Dekklis pitched her voice low. “This is a dead end.”
“No. It’s not.” Istel’s eyes drank the witchfire. Gave them back red as embers, red as Briel’s, and where had that damn animal gone, anyway?
“Sss.” The svartjagr scuttled upside down on a slick-looking bulge of stone. Headache rippled behind Dekklis’s eyes. Fear. Anger.
“Peace,” Istel whispered. “Allies, yeah? Me and Snow. You and me. Trust me.”
“You talking to Briel or me?”
Istel grinned a second time and held up his right hand. Thrust forward against the dark. But it wasn’t the dark that gave way. The witchfire did: fractured and sparked and drowned in new shadow. Istel changed angle and strode forward toward the darkest crease. Toward the wall. Through it, down shadow’s very throat. Istel was going to skip the streets altogether and go straight to the fight.
Or he was going to drop them all straight into the Laughing God’s hell. There was a thought.
“Fuck and damn,” said Ville. For the first time, the veteran came up short. “Did you see that toadshit?”
“It’s conjuring,” Dekklis said loudly. “Why e
lse do you think the adept’s here? Move. Follow Istel. He’s not afraid.”
Ville rolled eyes at her. Might have argued, but then Neela shouldered past him—Neela and her breathless squad, all shiny in their Illhari-issue uniforms. Shoulders up, chins high—terrified, maybe, but running. And then Ville, last and mad now—shamed by a First Legion southerner. Dekklis pitied whomever he met on the other side of Istel’s shadow-road.
“You know it’s not my doing, yeah?” Belaery murmured. She grimaced at the pool of shadow. She cradled the dim and miserable witchfire in one palm. “That’s godmagic.”
“Yes.”
“Did you know he could do that?”
“No.” Dek offered an arm to Briel. “You coming?”
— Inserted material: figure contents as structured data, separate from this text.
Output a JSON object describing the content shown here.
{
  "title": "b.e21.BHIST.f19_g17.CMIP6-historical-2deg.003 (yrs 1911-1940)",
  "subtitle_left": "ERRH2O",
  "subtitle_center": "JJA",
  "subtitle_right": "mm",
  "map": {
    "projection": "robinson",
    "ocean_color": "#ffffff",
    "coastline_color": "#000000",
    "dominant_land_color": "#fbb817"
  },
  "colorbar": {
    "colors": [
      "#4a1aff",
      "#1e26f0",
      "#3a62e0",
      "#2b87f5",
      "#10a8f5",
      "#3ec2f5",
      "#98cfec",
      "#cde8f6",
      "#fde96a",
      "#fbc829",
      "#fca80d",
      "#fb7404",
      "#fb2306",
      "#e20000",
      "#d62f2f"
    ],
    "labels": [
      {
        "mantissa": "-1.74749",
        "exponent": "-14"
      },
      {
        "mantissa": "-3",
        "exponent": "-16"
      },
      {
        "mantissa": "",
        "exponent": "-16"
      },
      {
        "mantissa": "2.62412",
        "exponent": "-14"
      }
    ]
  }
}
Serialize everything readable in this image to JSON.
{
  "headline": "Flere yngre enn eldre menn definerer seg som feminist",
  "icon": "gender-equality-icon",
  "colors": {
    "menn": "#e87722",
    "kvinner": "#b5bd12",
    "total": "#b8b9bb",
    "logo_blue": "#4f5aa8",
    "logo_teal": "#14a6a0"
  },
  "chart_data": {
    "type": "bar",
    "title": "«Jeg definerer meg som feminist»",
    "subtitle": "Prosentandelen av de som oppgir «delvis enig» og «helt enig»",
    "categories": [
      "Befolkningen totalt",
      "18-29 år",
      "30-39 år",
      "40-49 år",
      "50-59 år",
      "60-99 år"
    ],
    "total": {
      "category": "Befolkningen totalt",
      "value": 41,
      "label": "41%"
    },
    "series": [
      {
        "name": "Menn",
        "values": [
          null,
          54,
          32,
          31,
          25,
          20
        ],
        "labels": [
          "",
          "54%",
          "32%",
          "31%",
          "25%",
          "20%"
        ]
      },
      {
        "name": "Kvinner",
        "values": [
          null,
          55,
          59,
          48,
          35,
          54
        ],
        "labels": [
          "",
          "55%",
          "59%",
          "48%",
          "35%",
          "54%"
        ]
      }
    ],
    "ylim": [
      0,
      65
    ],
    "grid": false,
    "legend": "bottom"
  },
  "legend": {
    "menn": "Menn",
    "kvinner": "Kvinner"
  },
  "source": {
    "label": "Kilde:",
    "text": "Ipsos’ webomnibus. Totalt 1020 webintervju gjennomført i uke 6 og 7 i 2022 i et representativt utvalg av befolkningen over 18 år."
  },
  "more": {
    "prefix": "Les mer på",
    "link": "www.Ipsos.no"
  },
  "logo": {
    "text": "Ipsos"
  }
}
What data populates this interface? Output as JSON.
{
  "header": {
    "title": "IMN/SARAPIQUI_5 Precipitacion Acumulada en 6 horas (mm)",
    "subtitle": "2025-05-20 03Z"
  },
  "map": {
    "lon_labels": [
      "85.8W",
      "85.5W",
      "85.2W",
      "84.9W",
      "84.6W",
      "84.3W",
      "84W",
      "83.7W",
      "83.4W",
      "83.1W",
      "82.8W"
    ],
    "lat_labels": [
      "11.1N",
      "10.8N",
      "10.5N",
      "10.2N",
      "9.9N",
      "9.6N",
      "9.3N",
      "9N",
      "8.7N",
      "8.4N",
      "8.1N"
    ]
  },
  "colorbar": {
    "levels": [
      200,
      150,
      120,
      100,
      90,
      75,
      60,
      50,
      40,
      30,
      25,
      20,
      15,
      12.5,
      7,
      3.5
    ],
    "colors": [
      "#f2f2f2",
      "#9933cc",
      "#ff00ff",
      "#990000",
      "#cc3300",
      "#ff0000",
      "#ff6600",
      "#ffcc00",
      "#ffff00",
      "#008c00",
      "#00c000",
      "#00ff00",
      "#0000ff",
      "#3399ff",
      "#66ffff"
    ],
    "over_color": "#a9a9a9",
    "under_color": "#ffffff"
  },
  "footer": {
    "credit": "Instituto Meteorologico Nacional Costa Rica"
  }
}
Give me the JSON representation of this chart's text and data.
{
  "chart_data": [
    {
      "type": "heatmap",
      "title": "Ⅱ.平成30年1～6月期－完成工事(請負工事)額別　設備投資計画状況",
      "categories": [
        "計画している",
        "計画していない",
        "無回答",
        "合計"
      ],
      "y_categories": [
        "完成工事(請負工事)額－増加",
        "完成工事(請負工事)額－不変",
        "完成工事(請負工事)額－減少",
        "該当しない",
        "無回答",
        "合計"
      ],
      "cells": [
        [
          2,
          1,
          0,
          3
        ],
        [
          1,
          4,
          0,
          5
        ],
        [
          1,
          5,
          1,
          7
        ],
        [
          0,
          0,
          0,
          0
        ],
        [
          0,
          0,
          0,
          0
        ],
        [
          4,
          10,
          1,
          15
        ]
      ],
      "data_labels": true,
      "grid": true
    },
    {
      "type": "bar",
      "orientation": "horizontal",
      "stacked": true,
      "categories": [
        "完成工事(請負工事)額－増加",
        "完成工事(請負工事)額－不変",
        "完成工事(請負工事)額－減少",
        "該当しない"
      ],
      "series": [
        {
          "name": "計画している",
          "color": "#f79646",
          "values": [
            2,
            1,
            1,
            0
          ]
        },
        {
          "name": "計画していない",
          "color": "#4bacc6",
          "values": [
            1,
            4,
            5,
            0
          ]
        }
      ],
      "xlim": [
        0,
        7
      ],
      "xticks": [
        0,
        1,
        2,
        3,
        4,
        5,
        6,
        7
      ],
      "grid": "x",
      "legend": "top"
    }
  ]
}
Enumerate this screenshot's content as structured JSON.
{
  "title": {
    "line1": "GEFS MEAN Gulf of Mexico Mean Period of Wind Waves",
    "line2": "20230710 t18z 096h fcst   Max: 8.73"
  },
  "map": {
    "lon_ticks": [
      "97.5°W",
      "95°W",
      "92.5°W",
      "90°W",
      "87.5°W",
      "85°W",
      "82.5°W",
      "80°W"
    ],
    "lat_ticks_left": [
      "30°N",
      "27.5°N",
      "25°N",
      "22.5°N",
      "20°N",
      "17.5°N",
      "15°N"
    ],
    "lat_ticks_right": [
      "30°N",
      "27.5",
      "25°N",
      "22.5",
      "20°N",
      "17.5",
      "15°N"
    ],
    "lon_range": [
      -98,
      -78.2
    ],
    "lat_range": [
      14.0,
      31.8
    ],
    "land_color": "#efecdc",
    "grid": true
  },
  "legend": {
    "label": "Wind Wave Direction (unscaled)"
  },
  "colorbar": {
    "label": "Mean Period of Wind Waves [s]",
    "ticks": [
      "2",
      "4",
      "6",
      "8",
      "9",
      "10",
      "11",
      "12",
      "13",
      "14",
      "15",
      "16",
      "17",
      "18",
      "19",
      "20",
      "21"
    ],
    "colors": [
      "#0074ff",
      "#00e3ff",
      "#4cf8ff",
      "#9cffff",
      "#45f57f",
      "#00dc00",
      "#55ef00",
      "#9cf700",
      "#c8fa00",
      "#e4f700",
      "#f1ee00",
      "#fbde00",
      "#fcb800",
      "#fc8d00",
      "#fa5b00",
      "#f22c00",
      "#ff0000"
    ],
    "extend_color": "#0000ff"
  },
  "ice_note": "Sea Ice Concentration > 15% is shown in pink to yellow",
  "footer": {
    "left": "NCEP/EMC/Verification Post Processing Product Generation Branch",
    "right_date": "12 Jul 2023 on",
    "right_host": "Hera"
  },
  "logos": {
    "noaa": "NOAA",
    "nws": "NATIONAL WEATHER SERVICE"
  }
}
Briel hissed. She felt Briel’s fear, and her anger at that fear. Her pride, that prickled and squirmed because she was afraid of this darkness, this shadow, when she flew into dark shadows every day. When she had flown the ghost roads—at least that was what Dekklis thought she was sending: a blur and chill and a big grey dog—those did not frighten Briel. But this darkness belonged to
fire-eyes
Istel
knife-in-the-dark
and she would not risk it. She launched off her perch. Swerved back toward the wedge of distant city lights.
“Well. That’s not encouraging.” Belaery grimaced. Shrugged and stepped into the shadow. “Come on, Dek, how bad—”
Then gone. Silent. Through the passage or already dead, hell. Dekklis followed, stepped through
cold and black and oblivion and nothing and water and silence
into screams and banging metal. Into the bleach-blue light of Belaery’s witchfire, bright as winter noon. This was the tunnel of Belaery’s maps, of Snow’s warnings. Rurik’s troops had brought lanterns, some of which lay in scattered pools of burning oil. Others, more fortunately dropped, stayed upright and carved out islands of light in the cave-black. Dekklis marked a scatter of bodies, uniformed and not, still moving and not. There was Per, blood-spattered and swinging metal. She heard Ville howl a Sixth battle cry, saw him launch into the fight. Saw Neela, grim-lipped, at the head of her troops.